Hailing from Peru, Pilar Castro-Zena joined the Coppell High School staff this school year, sporting over 20 combined years of research and teaching experience. She is teaching several STEM (Science, Technology, Engineering & Math) classes this year, with ambitious plans for the future of the program.
“Before I became an educator, I used to be a scientist,” Castro-Zena said. “I have about 12 years of experience doing research, publishing and working with molecules. After that, I started teaching science courses at UNT.”
Castro-Zena worked in scientific research for nine years at UT Southwestern Medical Center, in the field of neuronal molecular motor proteins, and four years at UNT in the field of muscle molecular motor proteins. She holds a bachelor’s degree in biology and a master’s in biochemistry.
“She was actually a working scientist, which is really cool,” CHS STEM coordinator Mike Yakubovsky said. “It brings a different dynamic because she has a science background, I have a business background, and [CHS STEM teacher Grant Garner] has an engineering background. That gives us a wide range of experience in the program and I love that.”
Castro-Zena notes two people in particular she has looked up to for motivation and inspiration during her life.
“I had a chemistry professor in Peru,” Castro-Zena said. “He really was central in me to go into the science field; he was very strong in the subject, and he helped me prepare for exams. And then, in the U.S., there’s somebody I admire a lot: Professor Douglas Ruth. He’s a researcher at UNT and he works with molecules, and we worked together. We were a perfect fit.”
After years of research and study, Castro-Zena went along to teach in STEM-related fields.
“I became an elementary science and math teacher, nine years in [Irving ISD], teaching science and math bilingual to kids that had newly migrated that had a lot of academic problems,” Castro-Zena said.
Finally, she joined Coppell ISD in 2016. She worked at Wilson Elementary last school year, where she started the Spanish version of the Argument-Driven Inquiry (ADI) science program, in which students develop their own ways to solve problems and receive critique from their peers.
“All along, I’ve been developing science curriculum for both [Coppell and Irving] districts,” Castro-Zena said. “I have always been very close to science, and in the summers I would work STEM camp, with coding or robotics, that kind of thing.”
But according to Castro-Zena, her love has always been high school.
“When I left UNT I wanted to teach high school, but there was always a need for elementary [teachers] so I stayed pretty much for 10 years,” Castro-Zena said. “When I had a chance to do STEM in high school, it was the right fit for me, and I went for it.”

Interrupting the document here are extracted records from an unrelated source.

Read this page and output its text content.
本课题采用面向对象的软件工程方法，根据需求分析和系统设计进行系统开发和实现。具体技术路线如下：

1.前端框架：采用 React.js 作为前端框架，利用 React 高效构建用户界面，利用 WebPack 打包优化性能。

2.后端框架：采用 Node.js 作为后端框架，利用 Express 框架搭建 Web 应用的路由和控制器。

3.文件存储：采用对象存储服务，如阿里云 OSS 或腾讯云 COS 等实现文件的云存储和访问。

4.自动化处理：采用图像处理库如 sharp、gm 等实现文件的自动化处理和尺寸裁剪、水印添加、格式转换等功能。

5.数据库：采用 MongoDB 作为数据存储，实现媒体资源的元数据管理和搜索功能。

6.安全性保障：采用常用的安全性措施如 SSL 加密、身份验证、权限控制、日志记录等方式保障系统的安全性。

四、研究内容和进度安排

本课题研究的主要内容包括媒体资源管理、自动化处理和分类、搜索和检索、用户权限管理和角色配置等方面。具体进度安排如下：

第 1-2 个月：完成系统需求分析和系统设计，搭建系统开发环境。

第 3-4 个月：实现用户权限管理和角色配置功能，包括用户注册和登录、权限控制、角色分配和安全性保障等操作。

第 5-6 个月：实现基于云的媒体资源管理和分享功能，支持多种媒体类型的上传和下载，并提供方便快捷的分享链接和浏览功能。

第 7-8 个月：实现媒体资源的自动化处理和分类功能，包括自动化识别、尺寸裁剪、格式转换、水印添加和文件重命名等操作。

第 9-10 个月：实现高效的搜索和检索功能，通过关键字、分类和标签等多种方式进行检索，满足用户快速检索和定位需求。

Though Castro-Zena noted the difficulties in adapting to a school as large as CHS – “It is difficult to make a human connection with the entire staff,” she said – she takes pride in the academics.
“Coppell, in general, has very strong academics, experienced teachers and educators,” Castro-Zena said. “The students have an excellent work ethic; in Coppell, there is a general population where the kids are more supported by the parents, and that really reflects itself in the work they put forth academically. I can push them far and set high standards because they can reach them.”
Castro-Zena plans to further aid students in completing SolidWorks and LabVIEW courses, which add the technology aspect to STEM, as well as getting certified in OSHA, a program which aims to prevent injuries, illnesses and death in the work field.
“I constantly graph my classes’ progress so kids know where they are and how their class is moving,” Castro-Zena said. “I update those charts daily; it’s a lot of work, but I can pinpoint who is falling behind and help them individually. I will continue to do that because it has been working positively.”
The impact of Castro-Zena on her students has been extremely evident.
“She invests a lot of love in her students and she approaches learning in a way that’s a lot more personal,” CHS sophomore Suprita Ashok said. “She brings a woman’s perspective into a very male-heavy field. She represents a minority, especially since she’s also a woman of color, and I like having that perspective. Her strongest quality is her care for each of her students — you don’t really get to see that in high school teachers, especially when they have so many kids.”
Other students agree, welcoming Castro-Zena’s unique perspective on education and STEM.
“She brings a sense of diversity, that new background and new experience from another country,” CHS sophomore Olivier Balazy said. “She also has very high standards for students, she’s quite enthusiastic.”
Yakubovsky agrees, and notes the effect it has on students.
“Just like with her professional background, [her ethnic background] brings a different perspective, so that we’ve got males and females, Hispanics and non-Hispanics, which is always awesome,” Yakubovsky said. “It also helps with the students. She’s a different person to connect with and a different viewpoint as well for them.”